The Australian Dollar (AUD) remained under pressure following Wednesday’s marked rebound vs. the Greenback, motivating AUD/USD to hover around the 0.6430 region on Thursday.

The irresolute movement of the Aussie dollar came on the back of further buying pressure on the US Dollar (USD) amidst investors’ growing speculation of a delayed interest rate hike by the Federal Reserve (Fed), while the mixed results from the Australian labour market report did not help the currency either.

On another front, further gains in both copper prices, which tested the $840.00 region, and iron ore prices, which rose past $107.00, limited the pair’s daily downside.

Regarding monetary policy, the Reserve Bank of Australia (RBA) reaffirmed its commitment to maintaining current policies in the minutes of its March meeting. Additionally, the market currently reflects a 90% likelihood of a 25 bps rate cut in 2024, compared to the nearly 50 bps of total easing observed earlier this month.

It's notable that the RBA, along with the Fed, is among the last G10 central banks anticipated to consider interest rate adjustments this year.

Considering the Fed's resolute stance on tightening monetary policies and the possibility of the RBA initiating an easing cycle later in the year, AUD/USD is likely to encounter sustained downward pressure in both the short and medium terms.
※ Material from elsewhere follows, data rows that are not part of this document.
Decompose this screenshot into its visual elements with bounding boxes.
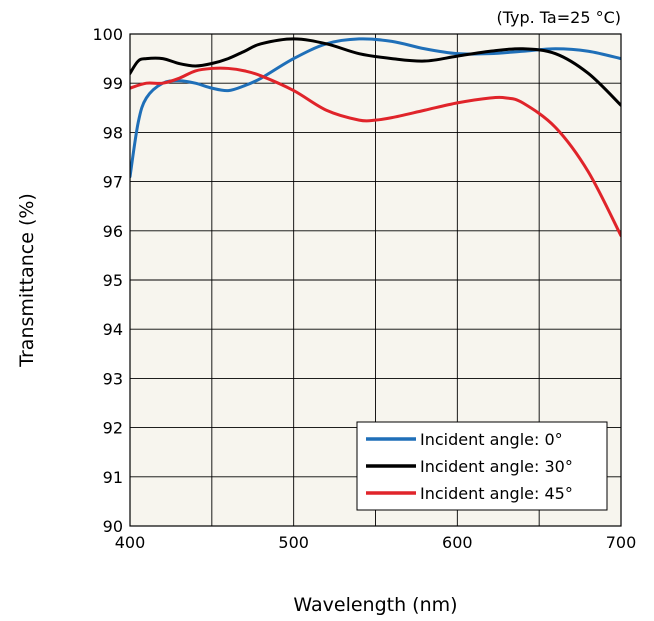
x-tick-label: 700 (606, 533, 637, 552)
y-tick-label: 97 (103, 173, 123, 192)
y-tick-label: 92 (103, 419, 123, 438)
series-line-3 (130, 66, 621, 238)
legend: Incident angle: 0° Incident angle: 30° Inc… (356, 421, 608, 511)
legend-label: Incident angle: 30° (420, 457, 573, 476)
y-tick-label: 91 (103, 468, 123, 487)
condition-note: (Typ. Ta=25 °C) (496, 8, 621, 27)
grid (130, 34, 621, 526)
y-tick-label: 95 (103, 271, 123, 290)
y-tick-label: 90 (103, 517, 123, 536)
x-axis-title: Wavelength (nm) (293, 594, 457, 616)
y-tick-label: 93 (103, 369, 123, 388)
x-tick-label: 500 (278, 533, 309, 552)
legend-label: Incident angle: 0° (420, 430, 563, 449)
y-tick-label: 94 (103, 320, 123, 339)
series-line-2 (130, 37, 621, 107)
series-lines (130, 37, 621, 238)
y-axis-title: Transmittance (%) (16, 193, 38, 368)
y-tick-label: 96 (103, 222, 123, 241)
tick-labels: 400 500 600 700 90 91 92 93 94 95 96 97 98 99 100 (92, 25, 636, 552)
y-tick-label: 98 (103, 123, 123, 142)
x-tick-label: 400 (115, 533, 146, 552)
y-tick-label: 100 (92, 25, 123, 44)
y-tick-label: 99 (103, 74, 123, 93)
legend-label: Incident angle: 45° (420, 484, 573, 503)
plot-frame (129, 33, 622, 527)
x-tick-label: 600 (442, 533, 473, 552)
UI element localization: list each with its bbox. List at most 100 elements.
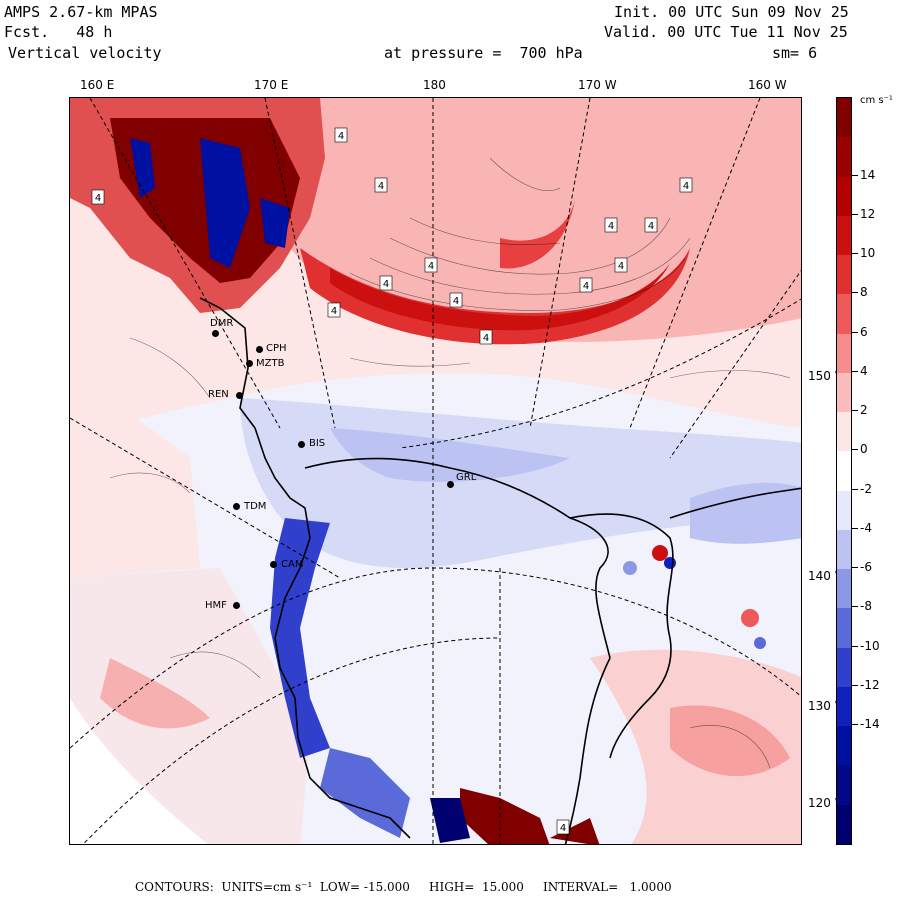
- colorbar-segment: [837, 176, 851, 217]
- colorbar-tick: [852, 527, 858, 529]
- pressure-level: at pressure = 700 hPa: [384, 44, 583, 62]
- max-marker: 4: [334, 127, 348, 143]
- colorbar-label: -2: [860, 481, 872, 496]
- max-marker: 4: [374, 177, 388, 193]
- vertical-velocity-map: 4 4 4 4 4 4 4 4 4 4 4 4 4 4: [69, 97, 802, 845]
- station-dot-tdm: [233, 503, 240, 510]
- station-dot-ren: [236, 392, 243, 399]
- station-dot-cam: [270, 561, 277, 568]
- colorbar-tick: [852, 292, 858, 294]
- station-dot-bis: [298, 441, 305, 448]
- colorbar-tick: [852, 684, 858, 686]
- colorbar-segment: [837, 372, 851, 413]
- max-marker: 4: [644, 217, 658, 233]
- colorbar-segment: [837, 569, 851, 609]
- max-marker: 4: [604, 217, 618, 233]
- colorbar-tick: [852, 645, 858, 647]
- lon-label-160w: 160 W: [748, 78, 787, 92]
- field-name: Vertical velocity: [8, 44, 162, 62]
- station-tdm: TDM: [244, 501, 267, 512]
- colorbar-segment: [837, 726, 851, 766]
- contour-info: CONTOURS: UNITS=cm s⁻¹ LOW= -15.000 HIGH…: [135, 880, 672, 894]
- max-marker: 4: [479, 329, 493, 345]
- station-cph: CPH: [266, 343, 287, 354]
- max-marker: 4: [424, 257, 438, 273]
- colorbar-label: 8: [860, 285, 868, 300]
- colorbar-tick: [852, 724, 858, 726]
- station-dot-cph: [256, 346, 263, 353]
- colorbar-label: 10: [860, 246, 876, 261]
- colorbar-unit: cm s⁻¹: [860, 95, 893, 106]
- svg-text:4: 4: [338, 131, 344, 142]
- colorbar-label: -4: [860, 520, 872, 535]
- colorbar-label: 2: [860, 403, 868, 418]
- svg-text:4: 4: [95, 193, 101, 204]
- colorbar-label: 6: [860, 324, 868, 339]
- station-dot-dmr: [212, 330, 219, 337]
- lon-label-180: 180: [423, 78, 446, 92]
- init-time: Init. 00 UTC Sun 09 Nov 25: [614, 3, 849, 21]
- station-cam: CAM: [281, 559, 304, 570]
- colorbar-tick: [852, 253, 858, 255]
- colorbar-label: 4: [860, 363, 868, 378]
- colorbar-tick: [852, 174, 858, 176]
- colorbar-segment: [837, 137, 851, 177]
- colorbar-segment: [837, 490, 851, 531]
- colorbar-label: 14: [860, 167, 876, 182]
- colorbar-label: -10: [860, 638, 880, 653]
- max-marker: 4: [327, 302, 341, 318]
- colorbar-tick: [852, 488, 858, 490]
- station-hmf: HMF: [205, 600, 227, 611]
- max-marker: 4: [679, 177, 693, 193]
- station-dot-hmf: [233, 602, 240, 609]
- valid-time: Valid. 00 UTC Tue 11 Nov 25: [604, 23, 848, 41]
- station-mztb: MZTB: [256, 358, 285, 369]
- model-title: AMPS 2.67-km MPAS: [4, 3, 158, 21]
- colorbar-tick: [852, 410, 858, 412]
- colorbar-label: -6: [860, 560, 872, 575]
- colorbar-segment: [837, 765, 851, 806]
- svg-text:4: 4: [608, 221, 614, 232]
- svg-text:4: 4: [453, 296, 459, 307]
- colorbar-segment: [837, 451, 851, 492]
- colorbar-segment: [837, 255, 851, 295]
- lon-label-170e: 170 E: [254, 78, 289, 92]
- max-marker: 4: [614, 257, 628, 273]
- station-ren: REN: [208, 389, 229, 400]
- station-dmr: DMR: [210, 318, 234, 329]
- svg-text:4: 4: [648, 221, 654, 232]
- colorbar-label: 0: [860, 442, 868, 457]
- svg-text:4: 4: [378, 181, 384, 192]
- colorbar-segment: [837, 804, 851, 845]
- colorbar-tick: [852, 213, 858, 215]
- colorbar-segment: [837, 294, 851, 335]
- colorbar-segment: [837, 647, 851, 688]
- colorbar-tick: [852, 449, 858, 451]
- svg-text:4: 4: [560, 823, 566, 834]
- smoothing: sm= 6: [772, 44, 818, 62]
- colorbar-segment: [837, 608, 851, 649]
- colorbar-label: 12: [860, 206, 876, 221]
- svg-text:4: 4: [618, 261, 624, 272]
- svg-text:4: 4: [331, 306, 337, 317]
- station-dot-grl: [447, 481, 454, 488]
- colorbar-segment: [837, 333, 851, 374]
- svg-text:4: 4: [383, 279, 389, 290]
- colorbar-tick: [852, 331, 858, 333]
- colorbar-label: -14: [860, 717, 880, 732]
- colorbar-tick: [852, 370, 858, 372]
- station-dot-mztb: [246, 360, 253, 367]
- colorbar-segment: [837, 529, 851, 570]
- colorbar-tick: [852, 567, 858, 569]
- max-marker: 4: [379, 275, 393, 291]
- colorbar-label: -12: [860, 677, 880, 692]
- map-canvas: 4 4 4 4 4 4 4 4 4 4 4 4 4 4: [70, 98, 801, 844]
- colorbar-segment: [837, 686, 851, 727]
- station-bis: BIS: [309, 438, 326, 449]
- svg-text:4: 4: [483, 333, 489, 344]
- svg-text:4: 4: [583, 281, 589, 292]
- colorbar-tick: [852, 606, 858, 608]
- colorbar-segment: [837, 98, 851, 138]
- max-marker: 4: [449, 292, 463, 308]
- max-marker: 4: [579, 277, 593, 293]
Additionally, recent Chinese results from key fundamentals remained far from reigniting hopes of a sustainable rebound in that economy, which is expected to eventually lend legs to an equally strong and convincing bounce in AUD.

AUD/USD daily chart

AUD/USD short-term technical outlook

If sellers maintain control and the AUD/USD falls below its 2024 low of 0.6389 (April 16), spot may return to its 2023 low of 0.6270 (October 26), before reaching the round level of 0.6200.

On the other hand, there is an immediate obstacle at the important 200-day SMA of 0.6535, which comes before the April high of 0.6644, followed by the March top of 0.6667 (March 8) and the December 2023 peak of 0.6871. Further north, the July high of 0.6894 (July 14) is just ahead of the June top of 0.6899 (June 16) and the crucial 0.7000 mark.

Looking at the big picture, the pair is expected to continue its downward trend while maintaining below the key 200-day SMA.

On the 4-hour chart, the pair's recent bounce appears to have struggled to extend further. Nonetheless, the initial support is 0.6389, seconded by 0.6338. On the upside, 0.6456 provides immediate resistance before 0.6493. Furthermore, the RSI dropped to about 43.